Я завещаю и постановляю, чтобы мой сын Корнелиус Форд выплатил моему шурину, мистеру Майклу Джонсону, его жене и их доверенным лицам сумму в 200 фунтов, которая согласно завещанию его покойного отца должна быть выплачена мне, в счет тех денег, которые мой покойный муж получил в доверительное управление для моего упомянутого брата Джонсона и его жены.
Утверждено в Вустере 2 октября 1722 года.
Затем «добрая кузина Харриотс» не забывает о них:—
Я даю и завещаю своей кузине Саре, жене Майкла Джонсона, такую же сумму в 40 фунтов для ее личного пользования, а также пару моих лучших льняных простыней и наволочек, большое оловянное блюдо и дюжину оловянных тарелок, при условии, что ее муж в то же время предоставит моему душеприказчику аналогичное обязательство позволить своей жене распоряжаться ими по своему желанию и усмотрению.
Элизабет Харриотс из Трисалла, графство Стаффордшир, 23 октября 1726 года.
Но я должен оставить этот увлекательный том. У меня нет времени рассказать вам все, что в нем говорится о семье Портер. Мистер Рид столь же информативен, когда пишет о Портерах, миссис Джонсон и ее дочери Люси, как и в случае с генеалогическими древами, о которых я говорил.

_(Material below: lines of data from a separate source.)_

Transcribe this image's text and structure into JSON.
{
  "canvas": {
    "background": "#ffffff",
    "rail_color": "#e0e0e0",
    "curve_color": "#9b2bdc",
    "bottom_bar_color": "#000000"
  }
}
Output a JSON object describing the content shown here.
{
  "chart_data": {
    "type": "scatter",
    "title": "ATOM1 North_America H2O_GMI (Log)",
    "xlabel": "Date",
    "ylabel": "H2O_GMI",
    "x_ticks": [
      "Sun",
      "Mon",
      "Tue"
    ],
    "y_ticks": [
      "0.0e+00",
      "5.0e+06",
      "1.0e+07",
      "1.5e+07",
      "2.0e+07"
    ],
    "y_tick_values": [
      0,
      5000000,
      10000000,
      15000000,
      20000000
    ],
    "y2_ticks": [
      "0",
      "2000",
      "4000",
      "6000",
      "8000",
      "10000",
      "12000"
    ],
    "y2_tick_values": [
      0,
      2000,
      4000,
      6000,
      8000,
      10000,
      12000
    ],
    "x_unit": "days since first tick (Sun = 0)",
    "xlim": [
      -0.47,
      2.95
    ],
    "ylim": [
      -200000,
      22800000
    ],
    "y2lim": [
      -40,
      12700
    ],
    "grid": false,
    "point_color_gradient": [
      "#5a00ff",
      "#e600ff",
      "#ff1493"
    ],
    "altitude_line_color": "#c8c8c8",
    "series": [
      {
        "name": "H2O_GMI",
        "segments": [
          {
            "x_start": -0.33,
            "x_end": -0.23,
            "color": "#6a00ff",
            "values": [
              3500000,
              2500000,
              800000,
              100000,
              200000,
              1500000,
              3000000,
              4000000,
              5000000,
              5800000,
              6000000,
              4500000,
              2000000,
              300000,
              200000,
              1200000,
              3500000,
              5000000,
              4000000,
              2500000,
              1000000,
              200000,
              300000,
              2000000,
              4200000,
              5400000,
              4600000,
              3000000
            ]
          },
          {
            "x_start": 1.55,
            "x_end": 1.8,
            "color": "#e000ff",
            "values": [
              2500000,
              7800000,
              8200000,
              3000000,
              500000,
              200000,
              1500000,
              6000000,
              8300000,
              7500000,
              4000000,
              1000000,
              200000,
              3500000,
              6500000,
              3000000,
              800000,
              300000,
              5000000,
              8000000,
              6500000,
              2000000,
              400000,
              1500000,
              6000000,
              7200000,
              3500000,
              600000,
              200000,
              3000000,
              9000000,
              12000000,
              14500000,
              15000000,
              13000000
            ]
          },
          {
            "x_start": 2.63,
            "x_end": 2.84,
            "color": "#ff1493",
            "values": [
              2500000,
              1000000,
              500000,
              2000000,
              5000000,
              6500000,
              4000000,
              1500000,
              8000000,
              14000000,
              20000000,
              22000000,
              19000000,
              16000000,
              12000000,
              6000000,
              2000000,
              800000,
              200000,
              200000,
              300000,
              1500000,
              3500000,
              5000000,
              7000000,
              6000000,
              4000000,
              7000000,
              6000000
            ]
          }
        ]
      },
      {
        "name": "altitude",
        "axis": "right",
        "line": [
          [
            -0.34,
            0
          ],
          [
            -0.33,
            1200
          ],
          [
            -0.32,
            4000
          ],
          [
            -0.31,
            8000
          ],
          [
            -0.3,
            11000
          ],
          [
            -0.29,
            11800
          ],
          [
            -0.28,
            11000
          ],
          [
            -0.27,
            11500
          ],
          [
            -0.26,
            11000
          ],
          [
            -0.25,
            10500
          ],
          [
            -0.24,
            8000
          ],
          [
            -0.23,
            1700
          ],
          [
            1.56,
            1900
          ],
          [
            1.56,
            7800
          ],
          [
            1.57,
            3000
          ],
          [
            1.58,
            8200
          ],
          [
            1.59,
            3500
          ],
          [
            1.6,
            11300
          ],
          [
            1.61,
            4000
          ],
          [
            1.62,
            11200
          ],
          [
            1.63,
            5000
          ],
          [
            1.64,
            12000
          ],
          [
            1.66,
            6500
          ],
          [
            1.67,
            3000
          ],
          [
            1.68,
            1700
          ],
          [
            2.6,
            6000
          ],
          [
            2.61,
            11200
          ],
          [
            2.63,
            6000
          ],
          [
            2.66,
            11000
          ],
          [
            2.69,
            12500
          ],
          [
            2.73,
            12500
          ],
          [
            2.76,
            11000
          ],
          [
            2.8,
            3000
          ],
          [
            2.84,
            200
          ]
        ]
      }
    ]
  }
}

Я спешу перейти к «Жизни» доктора Хилла, которая интересует меня здесь лишь в той части, где она затрагивается книгой мистера Рида. Неизбежно возникает мысль, что практически невозможно эффективно выполнять работу, связанную с исследованиями, если у вас нет дохода из других источников. Ваш историк, соразмерно ценности своего труда, должен быть богатым человеком, как и биограф. Как бы хороша ни была работа брата Биркбека Хилла, она была бы лучше, если бы у него было больше денег. Он мог бы заказать копии многих из этих завещаний и других документов, на получение которых мистер Рид, должно быть, потратил огромные суммы. Доктор Хилл прекрасно это понимал. «Если бы у меня не было некоторых личных средств, — писал он другу в 1897 году, — я никогда не смог бы редактировать Джонсона и Босуэлла; но мне платят меньше, чем плотнику». На самом деле, я обнаружил, что он потерял ровно 3 фунта стерлингов, опубликовав «Доктор Джонсон: его друзья и его критики». Он заработал 320 фунтов стерлингов за первые четыре года продаж «Босуэлла». Эти 320 фунтов, включая американские права, составили основную часть его гонораров за многие годы работы, и книга до сих пор не выдержала второго издания. Думаю, было напечатано 2000 экземпляров. Издания Крокера разошлись тиражом от 40 000 до 50 000 экземпляров, так что нам не стоит слишком хвастаться улучшением вкуса нынешнего века. 320 фунтов — это сущая безделица для множества наших нынешних авторов совершенно глупой беллетристики. Известно, что некоторые из них тратят вдвое больше на один автомобиль. В связи с этим я не могу удержаться от того, чтобы не привести один отрывок из письма брата Хилла:—
Мой старый друг Д--- сетовал, что два новых тома (моих «Джонсоновских разностей») стоят так дорого, что ему не по карману. Чистая цена — гинея. В воскресенье он выпил восемь стаканов голландского джина с сельтерской — по шиллингу за каждый, пинту стаута и немного сидра, не считая полудюжины сигар или около того. Двухдневного воздержания от сигар и спиртного хватило бы, чтобы оплатить мою книгу.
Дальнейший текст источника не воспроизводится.